The best way to explain why you should never use an uninitialized variable in a function call is because this is logically invalid and sometimes both logically invalid and the syntax is invalid.
To see if your program is logically valid use the box method and trace your program. Global box has global variables in it, int main has its own box which holds its local variables, and when functions are called create a new box for that function and fill it with its parameters and local variables. Go line by line and change variable values as they change in the program. Remember to use only constants as global variables. When writhing a function be careful when you pass by reference that you understand that the function is given that variables address in memory and can change that value. When using pass by value use this kind of syntax in your functions declaration:
int Multiplication(const int Var1, const int Var2);
This protects the values you pass to multiplication.The syntax of c++ is made for speed, and it does not keep you from being logically incorrect.
int salary;
load(salary);
What value do you think you are passing to load here? You're passing a nonsense value.
To be clear, you are not passing an "uninitialized variable", you are passing the value of an uninitialized variable. If you do:
int j=3;
load(j);
You are passing the value of j, that is, 3, to load. If you don't specify otherwise, C++ passes by value.

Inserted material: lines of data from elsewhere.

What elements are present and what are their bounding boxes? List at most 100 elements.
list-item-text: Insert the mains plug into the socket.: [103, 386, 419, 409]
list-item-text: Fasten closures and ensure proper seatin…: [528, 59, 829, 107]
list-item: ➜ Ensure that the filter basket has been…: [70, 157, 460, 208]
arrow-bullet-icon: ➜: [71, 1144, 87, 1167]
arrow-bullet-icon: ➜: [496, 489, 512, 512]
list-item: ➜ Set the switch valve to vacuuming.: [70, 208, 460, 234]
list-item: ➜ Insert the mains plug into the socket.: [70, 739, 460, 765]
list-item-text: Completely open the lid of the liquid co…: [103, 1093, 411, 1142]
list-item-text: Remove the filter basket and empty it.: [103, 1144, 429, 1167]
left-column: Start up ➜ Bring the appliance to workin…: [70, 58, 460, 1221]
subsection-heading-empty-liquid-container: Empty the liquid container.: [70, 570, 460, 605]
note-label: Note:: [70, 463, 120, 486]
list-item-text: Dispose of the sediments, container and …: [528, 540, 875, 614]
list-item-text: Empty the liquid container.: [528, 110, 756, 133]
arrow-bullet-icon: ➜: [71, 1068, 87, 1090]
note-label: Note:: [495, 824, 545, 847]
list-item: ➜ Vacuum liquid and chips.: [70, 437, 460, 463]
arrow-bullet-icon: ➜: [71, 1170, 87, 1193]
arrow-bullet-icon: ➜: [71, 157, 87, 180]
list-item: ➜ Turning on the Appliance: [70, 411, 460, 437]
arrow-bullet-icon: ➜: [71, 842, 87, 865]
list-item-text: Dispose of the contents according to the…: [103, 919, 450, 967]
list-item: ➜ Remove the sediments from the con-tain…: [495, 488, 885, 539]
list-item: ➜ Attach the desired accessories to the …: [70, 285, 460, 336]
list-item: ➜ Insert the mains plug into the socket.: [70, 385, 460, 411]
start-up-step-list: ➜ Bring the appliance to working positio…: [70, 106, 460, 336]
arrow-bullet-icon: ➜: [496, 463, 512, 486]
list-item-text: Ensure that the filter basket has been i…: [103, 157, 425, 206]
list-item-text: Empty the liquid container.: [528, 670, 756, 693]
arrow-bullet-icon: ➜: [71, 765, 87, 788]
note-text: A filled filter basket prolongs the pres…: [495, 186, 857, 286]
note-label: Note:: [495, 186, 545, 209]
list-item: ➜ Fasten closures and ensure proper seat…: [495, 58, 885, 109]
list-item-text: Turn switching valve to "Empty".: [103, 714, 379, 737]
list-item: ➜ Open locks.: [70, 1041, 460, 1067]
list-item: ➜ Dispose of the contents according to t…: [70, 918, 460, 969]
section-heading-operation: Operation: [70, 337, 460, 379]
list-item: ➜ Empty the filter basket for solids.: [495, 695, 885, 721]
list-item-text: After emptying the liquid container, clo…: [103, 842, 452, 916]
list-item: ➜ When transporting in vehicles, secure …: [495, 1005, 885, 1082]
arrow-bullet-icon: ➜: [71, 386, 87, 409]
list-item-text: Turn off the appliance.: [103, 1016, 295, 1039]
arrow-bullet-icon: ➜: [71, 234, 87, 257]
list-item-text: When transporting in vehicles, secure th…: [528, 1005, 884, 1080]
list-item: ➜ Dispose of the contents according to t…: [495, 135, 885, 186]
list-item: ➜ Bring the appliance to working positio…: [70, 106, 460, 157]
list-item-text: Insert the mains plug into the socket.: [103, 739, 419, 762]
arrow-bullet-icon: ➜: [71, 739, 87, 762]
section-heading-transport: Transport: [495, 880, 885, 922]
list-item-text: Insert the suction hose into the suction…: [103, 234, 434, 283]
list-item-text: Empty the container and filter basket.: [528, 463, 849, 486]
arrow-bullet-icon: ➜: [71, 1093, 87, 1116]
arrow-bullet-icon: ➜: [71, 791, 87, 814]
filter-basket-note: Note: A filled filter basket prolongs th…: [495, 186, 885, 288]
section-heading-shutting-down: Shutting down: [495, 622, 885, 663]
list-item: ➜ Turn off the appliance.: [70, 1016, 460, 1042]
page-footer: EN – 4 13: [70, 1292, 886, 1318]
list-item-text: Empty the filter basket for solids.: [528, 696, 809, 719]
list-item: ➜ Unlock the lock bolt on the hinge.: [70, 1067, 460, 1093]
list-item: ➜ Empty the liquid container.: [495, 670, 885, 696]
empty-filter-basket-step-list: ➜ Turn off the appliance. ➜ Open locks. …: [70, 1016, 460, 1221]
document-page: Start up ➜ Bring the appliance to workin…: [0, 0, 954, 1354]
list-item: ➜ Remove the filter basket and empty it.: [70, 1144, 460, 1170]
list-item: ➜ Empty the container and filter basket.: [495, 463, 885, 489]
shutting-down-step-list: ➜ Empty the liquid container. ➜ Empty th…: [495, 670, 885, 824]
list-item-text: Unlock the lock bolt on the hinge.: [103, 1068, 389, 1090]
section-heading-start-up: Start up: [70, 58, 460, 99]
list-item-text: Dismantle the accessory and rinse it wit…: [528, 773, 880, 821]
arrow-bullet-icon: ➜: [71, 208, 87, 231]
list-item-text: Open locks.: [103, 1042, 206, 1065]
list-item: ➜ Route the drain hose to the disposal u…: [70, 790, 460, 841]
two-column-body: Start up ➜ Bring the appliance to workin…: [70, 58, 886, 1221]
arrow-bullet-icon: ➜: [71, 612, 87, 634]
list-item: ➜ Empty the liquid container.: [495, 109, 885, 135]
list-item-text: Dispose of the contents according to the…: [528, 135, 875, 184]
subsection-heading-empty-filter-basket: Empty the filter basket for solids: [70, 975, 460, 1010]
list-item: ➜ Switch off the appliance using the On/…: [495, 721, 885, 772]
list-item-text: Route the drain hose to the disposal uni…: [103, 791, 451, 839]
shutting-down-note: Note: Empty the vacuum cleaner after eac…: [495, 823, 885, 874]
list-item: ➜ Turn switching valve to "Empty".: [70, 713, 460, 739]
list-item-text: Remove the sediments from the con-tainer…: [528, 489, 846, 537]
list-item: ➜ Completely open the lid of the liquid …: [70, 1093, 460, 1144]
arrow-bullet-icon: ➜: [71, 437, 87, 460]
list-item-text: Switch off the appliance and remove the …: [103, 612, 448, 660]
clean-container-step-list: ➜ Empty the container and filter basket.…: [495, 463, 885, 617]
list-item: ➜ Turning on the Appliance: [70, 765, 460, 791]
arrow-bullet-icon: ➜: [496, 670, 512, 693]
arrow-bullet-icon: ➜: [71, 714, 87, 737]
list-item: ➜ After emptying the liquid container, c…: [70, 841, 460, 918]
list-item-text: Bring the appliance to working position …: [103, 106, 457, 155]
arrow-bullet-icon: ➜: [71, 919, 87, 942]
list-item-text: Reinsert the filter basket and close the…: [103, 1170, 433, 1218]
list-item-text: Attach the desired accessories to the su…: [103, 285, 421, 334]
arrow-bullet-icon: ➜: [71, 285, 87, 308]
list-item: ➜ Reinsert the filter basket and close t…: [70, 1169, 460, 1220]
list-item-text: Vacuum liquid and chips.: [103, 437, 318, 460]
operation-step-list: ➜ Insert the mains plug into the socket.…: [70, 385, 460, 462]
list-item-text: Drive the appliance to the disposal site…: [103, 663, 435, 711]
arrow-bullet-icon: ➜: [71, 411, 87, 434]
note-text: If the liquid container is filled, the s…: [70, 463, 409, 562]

You'd have the same problem with a global variable:
int foo;
int returnit(int j)
{
return j;
}
int main(void)
{
int j=returnit(foo);
What value do you think j should have here?! You still have to initialize a variable to some particular value before you can pass its value to a function.
To add on David's answer, what you probably wanted to do (I'm guessing) is to modify the original salary variable. To do this you need to pass a reference to the variable, like this:
void load(int& sal)
{
cout << "your salary: " << endl;
cin >> sal;
cout << sal << endl;
}
Note the '&' after int in the function signature.
Also note that you use 'salary' in load() where it's not defined. You should use 'sal' instead.
That way the compiler knows that load() receives a reference to a variable, so if you modify it inside the function, the variable you sent to the function (salary) also changes.
The call itself to the function remains the same.